Day four of my Sabbatical, and the change in routine has already caused me to screw up bigtime. I was supposed to meet with the Academic Dean at my daughter’s school this morning at 10; I remembered that at 11:30. Sometimes you just have to suck it up and apologize – I left a message that said, “I wish I had an excuse but I don’t. Can we meet later?” As I write this I’m still waiting to hear back.
So I’m learning to Sabbatical. I’m adjusting to what will be eight weeks of separation from the church, eight weeks to recharge and rest (“Sabbatical” comes from “Sabbath” which means “rest.”)
My primary task during these eight weeks will be to finish the book I’ve been sporadically working on for a while, from which I’ve posted a few excerpts here (and will hopefully be posting more as the writing progresses over the next few weeks). Too Smart for God is about how I grew up in the church, drifted away to become an atheist/agnostic (unChristian), got brought back to the church and to faith, and finally became the Unexpected Pastor that I am today.

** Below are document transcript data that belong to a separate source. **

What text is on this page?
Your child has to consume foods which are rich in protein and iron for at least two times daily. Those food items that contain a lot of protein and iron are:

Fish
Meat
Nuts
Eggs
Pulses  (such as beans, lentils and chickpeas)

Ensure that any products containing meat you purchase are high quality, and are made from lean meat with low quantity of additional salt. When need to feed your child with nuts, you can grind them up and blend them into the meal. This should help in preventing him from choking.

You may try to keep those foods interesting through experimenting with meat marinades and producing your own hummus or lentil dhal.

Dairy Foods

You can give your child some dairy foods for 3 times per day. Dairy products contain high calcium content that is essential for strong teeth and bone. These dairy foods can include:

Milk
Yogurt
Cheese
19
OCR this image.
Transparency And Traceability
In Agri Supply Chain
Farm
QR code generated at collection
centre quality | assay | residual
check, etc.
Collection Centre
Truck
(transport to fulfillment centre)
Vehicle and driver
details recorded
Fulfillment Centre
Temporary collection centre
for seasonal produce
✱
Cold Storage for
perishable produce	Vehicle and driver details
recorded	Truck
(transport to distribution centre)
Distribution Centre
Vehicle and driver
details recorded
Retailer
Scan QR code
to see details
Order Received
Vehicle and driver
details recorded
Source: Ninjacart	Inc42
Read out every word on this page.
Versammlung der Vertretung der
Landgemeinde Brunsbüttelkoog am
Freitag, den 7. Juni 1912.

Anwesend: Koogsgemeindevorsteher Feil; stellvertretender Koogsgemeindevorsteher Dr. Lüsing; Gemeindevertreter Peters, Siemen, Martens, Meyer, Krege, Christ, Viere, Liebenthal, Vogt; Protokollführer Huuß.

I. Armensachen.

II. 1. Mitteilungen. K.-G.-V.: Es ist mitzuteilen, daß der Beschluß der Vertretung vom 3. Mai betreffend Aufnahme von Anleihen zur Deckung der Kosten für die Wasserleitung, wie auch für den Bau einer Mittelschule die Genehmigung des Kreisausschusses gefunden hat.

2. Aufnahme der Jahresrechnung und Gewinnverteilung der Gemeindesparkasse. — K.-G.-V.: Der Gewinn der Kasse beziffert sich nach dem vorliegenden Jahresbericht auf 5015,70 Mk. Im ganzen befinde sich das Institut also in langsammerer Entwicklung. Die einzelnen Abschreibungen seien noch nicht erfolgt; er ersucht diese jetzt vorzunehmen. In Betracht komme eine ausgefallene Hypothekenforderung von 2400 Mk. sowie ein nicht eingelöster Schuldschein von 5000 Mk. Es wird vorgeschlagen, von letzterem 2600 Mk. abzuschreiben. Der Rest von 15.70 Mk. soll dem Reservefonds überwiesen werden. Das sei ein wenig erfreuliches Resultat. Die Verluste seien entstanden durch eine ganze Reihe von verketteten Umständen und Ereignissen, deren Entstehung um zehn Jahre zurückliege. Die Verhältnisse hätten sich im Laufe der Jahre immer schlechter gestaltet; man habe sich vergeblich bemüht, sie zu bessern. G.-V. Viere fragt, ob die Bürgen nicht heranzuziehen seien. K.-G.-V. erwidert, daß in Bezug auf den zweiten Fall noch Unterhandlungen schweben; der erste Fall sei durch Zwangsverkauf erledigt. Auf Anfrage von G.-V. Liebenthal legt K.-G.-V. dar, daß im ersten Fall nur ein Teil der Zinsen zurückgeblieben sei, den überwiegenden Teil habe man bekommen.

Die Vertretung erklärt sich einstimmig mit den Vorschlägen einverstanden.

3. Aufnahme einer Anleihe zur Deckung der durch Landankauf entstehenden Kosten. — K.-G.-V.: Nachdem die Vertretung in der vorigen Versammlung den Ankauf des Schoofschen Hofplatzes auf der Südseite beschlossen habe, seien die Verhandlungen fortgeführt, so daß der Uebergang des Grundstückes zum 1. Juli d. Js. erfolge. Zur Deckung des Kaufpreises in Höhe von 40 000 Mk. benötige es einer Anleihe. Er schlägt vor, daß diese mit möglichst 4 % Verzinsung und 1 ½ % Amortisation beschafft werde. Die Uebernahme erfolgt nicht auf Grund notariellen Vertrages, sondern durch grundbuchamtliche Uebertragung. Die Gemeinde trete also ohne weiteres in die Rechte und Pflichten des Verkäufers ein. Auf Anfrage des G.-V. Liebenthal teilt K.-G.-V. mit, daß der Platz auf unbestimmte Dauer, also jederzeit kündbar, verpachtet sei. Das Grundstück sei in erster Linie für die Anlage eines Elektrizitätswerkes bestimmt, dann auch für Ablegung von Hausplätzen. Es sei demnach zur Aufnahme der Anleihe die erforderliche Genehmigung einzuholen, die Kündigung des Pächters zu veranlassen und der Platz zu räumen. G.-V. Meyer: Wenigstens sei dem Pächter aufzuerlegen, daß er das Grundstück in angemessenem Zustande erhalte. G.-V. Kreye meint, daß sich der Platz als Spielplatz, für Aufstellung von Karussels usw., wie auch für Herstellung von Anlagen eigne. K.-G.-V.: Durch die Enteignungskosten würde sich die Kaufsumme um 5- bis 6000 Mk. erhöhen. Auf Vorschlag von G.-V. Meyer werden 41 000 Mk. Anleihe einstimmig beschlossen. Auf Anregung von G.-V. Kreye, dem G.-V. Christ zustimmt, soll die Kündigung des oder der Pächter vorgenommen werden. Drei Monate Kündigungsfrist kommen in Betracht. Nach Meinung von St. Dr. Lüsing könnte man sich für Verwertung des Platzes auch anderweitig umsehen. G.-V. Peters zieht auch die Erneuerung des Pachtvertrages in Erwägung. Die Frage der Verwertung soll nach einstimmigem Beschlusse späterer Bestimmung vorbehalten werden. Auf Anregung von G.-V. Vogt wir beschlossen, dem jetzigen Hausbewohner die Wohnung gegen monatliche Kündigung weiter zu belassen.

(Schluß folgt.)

I’ve also got a stack of reading to catch up on, mostly Theological Journals and books that have accumulated in my “I’ll get to that someday” pile. Most importantly, I’ll be getting reacquainted with my family, including taking a short trip with each of my children (Disney World with my daughter, Major League Baseball in Pittsburgh, Cleveland, and Detroit with my son). Just being home in the evenings and on weekends will be a good change for the whole family (I hope!). We’ll also be visiting eight different churches for worship where I’m hoping to get some new ideas and to enjoy being in the congregation (holding hands with my wife) for a change.
Being a pastor is certainly not the hardest job in the world, and I love what I have been called to do. But I am thankful that my church agrees with studies that have shown Sabbaticals can be helpful in keeping pastors not just in ministry but also in specific calls longer. They are also good for pastors’ physical and mental health. I’m pretty healthy and relatively sane, and I’d like to keep it that way. I know, though, that pastors have a higher rate than the general population of things like depression and heart attacks.
That can be hard to understand – what’s so hard about showing up and leading worship on Sundays? I often joke that I became a pastor because I only wanted to work one day a week. Actually the opposite is true . . . pastors don’t work one day a week, most of us only have one day a week off (mine’s Monday). Because we’re on call 24/7 for emergencies, even that one day can’t be counted on. The six days we do work can be looong, sometimes starting with praying with someone in the hospital before their 7am surgery, and ending after Bible Study or a meeting at 8:30 or 9 at night. Visitation, counseling, teaching, and administration are also part of most days. Researching, writing, rewriting, and rehearsing at least one sermon each week (more if there are weddings and funerals) takes multiple hours as well. Someone asked me last week how many hours I work a week; I answered, “I really don’t want to know.”
I’m not complaining; I am blessed to be in a vocation where I know I am in the right place doing what I was meant to do. But I do appreciate the opportunity the Sabbatical provides to get in touch with some other areas of my life before diving back into ministry. I especially am thankful to be able to make up some of the time my ministry takes from my family. Being a pastor’s wife or a pastor’s kid (PK) can be tough.
These eight weeks will be a work in progress. I have some plans, and some goals for my writing. I’m going to try to stick to a routine of getting up early for devotions, breakfast, and the newspaper (theologian Karl Barth said a modern pastor should preach with the Bible in one hand and the paper in the other), and be at my desk to write by 9 each day. But I’m going to be flexible and open to the leading of the Spirit.
And I’ll try to do a better job of keeping up with appointments, like the one I missed this morning. I’m still waiting for that call-back; I hope he’ll understand that I’m learning how to Sabbatical.
(In additions to excerpts from the book, I’ll be posting some updates on the Sabbatical over the next few weeks as well.)
That’s what “smart phones” are for! The reminders really come in handy. Get to know your phone too. Enjoy your sabbatical!
No matter how smart the phone, the dummy who owns it has to put the appointment in!
Just a quick PS . . . the Dean called and was very understanding. We had a great meeting with him this afternoon.
I know your book will be great! Enjoy your sabbatical. Say hi to the rest of the family. Thanks, so much for coming on Sunday.